Esserci, senza scuse, cercando di migliorarsi, sempre. Così quelle ultime parole che mi aveva detto dal letto di ospedale assunsero un’importanza e un significato molto diverso. Avevo avuto la verità a portata di mano negli ultimi sette anni e me ne accorgevo solo adesso. Il Maestro affrontava la vita così, il suo karate andava oltre le difficoltà oggettive, superava gli ostacoli con coraggio ed ostinazione. Fino alla fine è stata viva in lui quella scintilla di follia e cieca determinazione che potevi percepire nonostante la malattia avesse già vinto.

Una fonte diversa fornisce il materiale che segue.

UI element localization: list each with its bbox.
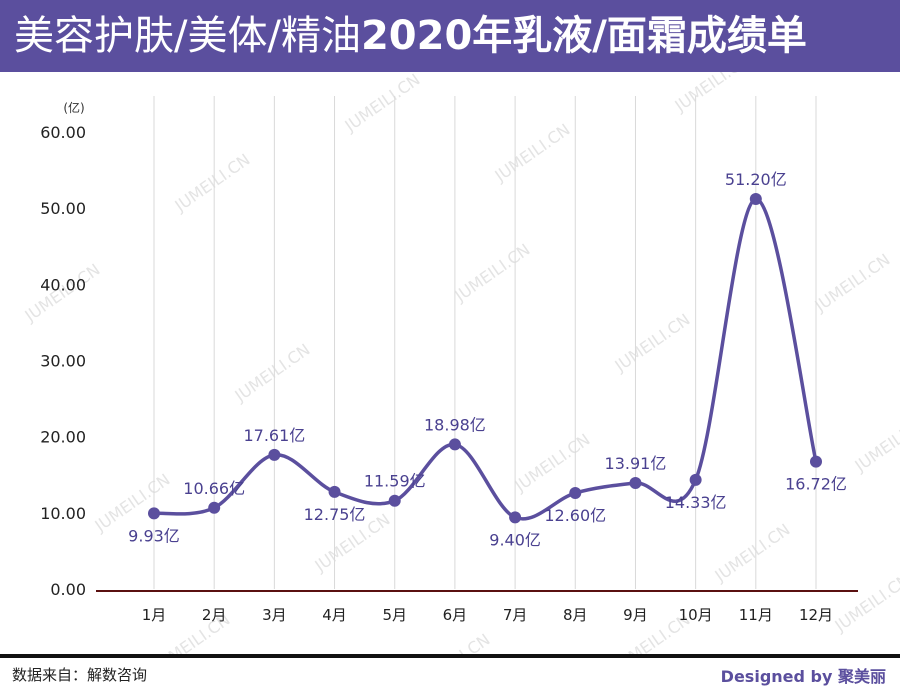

Non so se questo sia stato il modo giusto per comprendere certe cose. Forse altri sono arrivati alla stessa consapevolezza avendo alle spalle una storia più semplice, fatta di personaggi meno mitici. Forse molti si sono accontentati di ciò che hanno vissuto attraverso le parole di altri. Io ho condiviso le mie serate e il tatami con il più grande di tutti ed ho visto con i miei occhi mettere in pratica quello ‘stile di vita’ di cui molti parlano e al quale un Karateka non dovrebbe sottrarsi.

La vera differenza non è tra sport da combattimento e arti marziali. La differenza è tra chi vive nella verità e chi si appropria di questa, fingendo. Se il Karate è qualcosa di più, se pensi che non sia ‘semplicemente’ uno sport, lo devi dimostrare e ne devi essere all’altezza, fino alla fine.